OK, so maybe the word “standout” isn’t the right word, but the former Phoenix Suns guard’s birthday, and we’re celebrating him.
Let’s take a trip in the Phoenix Suns way-back machine. We are going to be traveling back the very short distance of five years to 2015. Before you walk off in an uproar, please note that I didn’t say this would be a fun trip! 2015 was the year of the failed “three play-maker experiment” and from the dissolution of that, the Phoenix Suns acquired Marcus Thornton in a trade that sent embattled guard Isaiah Thomas to Boston.
Coming into Phoenix, Thornton was averaging a tidy 8.9 points on 41% shooting from three-point range in just over 16 minutes of playing time a night, and the hope was that he could possibly be a positive bench piece for the Suns, a bit of a spark plug that could pile points in a hurry. There wasn’t much hope for anything more than that for Marcus. He was what he was: a gunner that could come off the bench and provide some offense. Phoenix was hopeful that Thornton could continue providing those attributes for a team that had just traded away a ton of self-made shot creation.
Thornton joined a team in transition, and although he wasn’t guaranteed a future in Phoenix, he did have the opportunity to make one for himself.
So how did Marcus Thornton do in Phoenix? If I could only use three words: not very good.
In his Suns tenure, Thornton averaged a measly 3.6 points and 1.4 rebounds in nine minutes a game. He shot a ghastly 32% from the field and a horrendous 10% from 3. Yes, you read that right. 10% from 3 on two attempts per contest.
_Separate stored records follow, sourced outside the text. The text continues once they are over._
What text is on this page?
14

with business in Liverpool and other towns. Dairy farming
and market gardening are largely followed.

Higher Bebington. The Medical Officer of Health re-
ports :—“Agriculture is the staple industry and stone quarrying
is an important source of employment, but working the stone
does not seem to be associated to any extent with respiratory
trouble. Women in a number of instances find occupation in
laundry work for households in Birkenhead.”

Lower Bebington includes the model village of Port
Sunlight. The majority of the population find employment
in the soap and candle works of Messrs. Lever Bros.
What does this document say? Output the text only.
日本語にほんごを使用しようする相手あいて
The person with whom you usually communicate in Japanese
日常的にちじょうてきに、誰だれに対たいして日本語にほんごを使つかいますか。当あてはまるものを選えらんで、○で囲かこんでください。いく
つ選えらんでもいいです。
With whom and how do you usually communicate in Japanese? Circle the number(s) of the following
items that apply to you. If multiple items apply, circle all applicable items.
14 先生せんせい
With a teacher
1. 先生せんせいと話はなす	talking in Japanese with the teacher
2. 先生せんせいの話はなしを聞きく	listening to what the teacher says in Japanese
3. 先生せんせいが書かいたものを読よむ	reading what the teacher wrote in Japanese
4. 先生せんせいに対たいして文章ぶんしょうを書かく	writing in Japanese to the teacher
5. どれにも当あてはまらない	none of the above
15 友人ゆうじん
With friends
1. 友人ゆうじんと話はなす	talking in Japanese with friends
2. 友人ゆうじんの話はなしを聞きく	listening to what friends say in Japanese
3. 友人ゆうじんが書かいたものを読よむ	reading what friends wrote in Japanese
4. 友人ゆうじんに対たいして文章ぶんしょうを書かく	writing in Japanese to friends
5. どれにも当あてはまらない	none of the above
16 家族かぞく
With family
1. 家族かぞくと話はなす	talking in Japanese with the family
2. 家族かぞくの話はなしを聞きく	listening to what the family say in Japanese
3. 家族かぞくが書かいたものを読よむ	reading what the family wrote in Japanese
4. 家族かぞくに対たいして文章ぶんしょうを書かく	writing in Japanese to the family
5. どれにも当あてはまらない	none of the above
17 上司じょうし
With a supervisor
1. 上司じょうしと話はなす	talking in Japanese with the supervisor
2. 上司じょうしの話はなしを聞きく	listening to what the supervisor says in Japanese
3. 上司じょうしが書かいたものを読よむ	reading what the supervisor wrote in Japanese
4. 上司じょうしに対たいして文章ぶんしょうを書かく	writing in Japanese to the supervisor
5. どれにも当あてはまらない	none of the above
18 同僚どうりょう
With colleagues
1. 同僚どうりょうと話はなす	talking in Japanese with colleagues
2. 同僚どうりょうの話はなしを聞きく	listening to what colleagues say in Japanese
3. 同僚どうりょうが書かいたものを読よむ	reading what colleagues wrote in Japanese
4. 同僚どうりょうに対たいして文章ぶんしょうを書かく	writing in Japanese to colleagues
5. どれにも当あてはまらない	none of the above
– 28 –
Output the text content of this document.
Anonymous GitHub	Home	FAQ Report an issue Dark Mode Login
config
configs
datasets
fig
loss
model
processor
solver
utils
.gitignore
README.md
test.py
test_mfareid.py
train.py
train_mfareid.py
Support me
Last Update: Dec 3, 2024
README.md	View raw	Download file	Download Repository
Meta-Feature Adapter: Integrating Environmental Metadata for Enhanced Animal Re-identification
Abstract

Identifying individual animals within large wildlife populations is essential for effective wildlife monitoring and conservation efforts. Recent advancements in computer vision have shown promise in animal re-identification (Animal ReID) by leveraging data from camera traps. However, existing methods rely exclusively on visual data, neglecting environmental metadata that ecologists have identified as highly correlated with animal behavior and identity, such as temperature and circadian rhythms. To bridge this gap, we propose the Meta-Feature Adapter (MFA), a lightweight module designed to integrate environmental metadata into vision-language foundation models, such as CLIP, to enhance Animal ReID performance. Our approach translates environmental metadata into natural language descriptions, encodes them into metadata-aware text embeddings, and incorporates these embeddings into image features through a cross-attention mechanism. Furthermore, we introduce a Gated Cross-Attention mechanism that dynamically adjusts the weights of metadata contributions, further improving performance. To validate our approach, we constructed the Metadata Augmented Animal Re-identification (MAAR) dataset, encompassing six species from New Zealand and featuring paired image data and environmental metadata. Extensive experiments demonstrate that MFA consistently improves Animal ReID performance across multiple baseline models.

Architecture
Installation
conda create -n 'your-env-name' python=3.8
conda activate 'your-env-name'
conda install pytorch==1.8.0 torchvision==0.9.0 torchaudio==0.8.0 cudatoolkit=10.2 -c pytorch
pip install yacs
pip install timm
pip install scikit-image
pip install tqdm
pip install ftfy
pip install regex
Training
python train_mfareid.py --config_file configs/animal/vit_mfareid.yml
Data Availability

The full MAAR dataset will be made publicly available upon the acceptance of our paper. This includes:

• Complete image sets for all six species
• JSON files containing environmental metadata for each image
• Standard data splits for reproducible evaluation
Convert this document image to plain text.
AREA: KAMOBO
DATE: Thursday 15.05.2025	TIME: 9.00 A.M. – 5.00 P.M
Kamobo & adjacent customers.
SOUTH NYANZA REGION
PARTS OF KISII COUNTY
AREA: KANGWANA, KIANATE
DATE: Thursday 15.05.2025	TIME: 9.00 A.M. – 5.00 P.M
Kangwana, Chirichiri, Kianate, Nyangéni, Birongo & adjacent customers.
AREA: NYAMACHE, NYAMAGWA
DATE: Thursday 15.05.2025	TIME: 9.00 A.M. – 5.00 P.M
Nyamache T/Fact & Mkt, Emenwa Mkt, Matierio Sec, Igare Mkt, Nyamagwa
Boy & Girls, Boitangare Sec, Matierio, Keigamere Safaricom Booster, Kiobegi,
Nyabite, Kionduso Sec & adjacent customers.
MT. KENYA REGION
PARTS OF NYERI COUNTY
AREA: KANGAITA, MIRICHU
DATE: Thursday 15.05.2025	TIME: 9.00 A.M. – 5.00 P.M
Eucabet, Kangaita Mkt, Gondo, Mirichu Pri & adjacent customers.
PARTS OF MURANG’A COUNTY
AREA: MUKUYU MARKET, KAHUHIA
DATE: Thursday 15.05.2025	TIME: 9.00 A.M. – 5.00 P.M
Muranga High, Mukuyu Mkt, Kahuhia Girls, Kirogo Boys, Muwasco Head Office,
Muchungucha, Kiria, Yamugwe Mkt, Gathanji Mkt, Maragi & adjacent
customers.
It wasn’t pretty folks.
Now, in Thornton’s defense, he didn’t have an especially large sample size to prove his worth, playing only nine games, and a lot of that was sadly due to the fact that the Suns were unsure of their direction post-All-Star break. Were they contending for a playoff spot? Were they tanking for draft seeding? Ultimately they ended up doing a little of both and also a whole lot of nothing, and Thornton was one of many who suffered.
Not all was doom and gloom, Thornton did have one bright spot with Phoenix where he chipped in 14 points on 50% shooting to go along with four rebounds and two steals in a home win for Phoenix. Unfortunately, that would be Thornton’s last and only hurrah for the Suns, as he would not return the following season and would only play two more years in the NBA.
But that’s enough sad news. It is the man’s birthday after all. Happy 33rd to Marcus Thornton, and from the Valley of the Suns, this article is our present to him.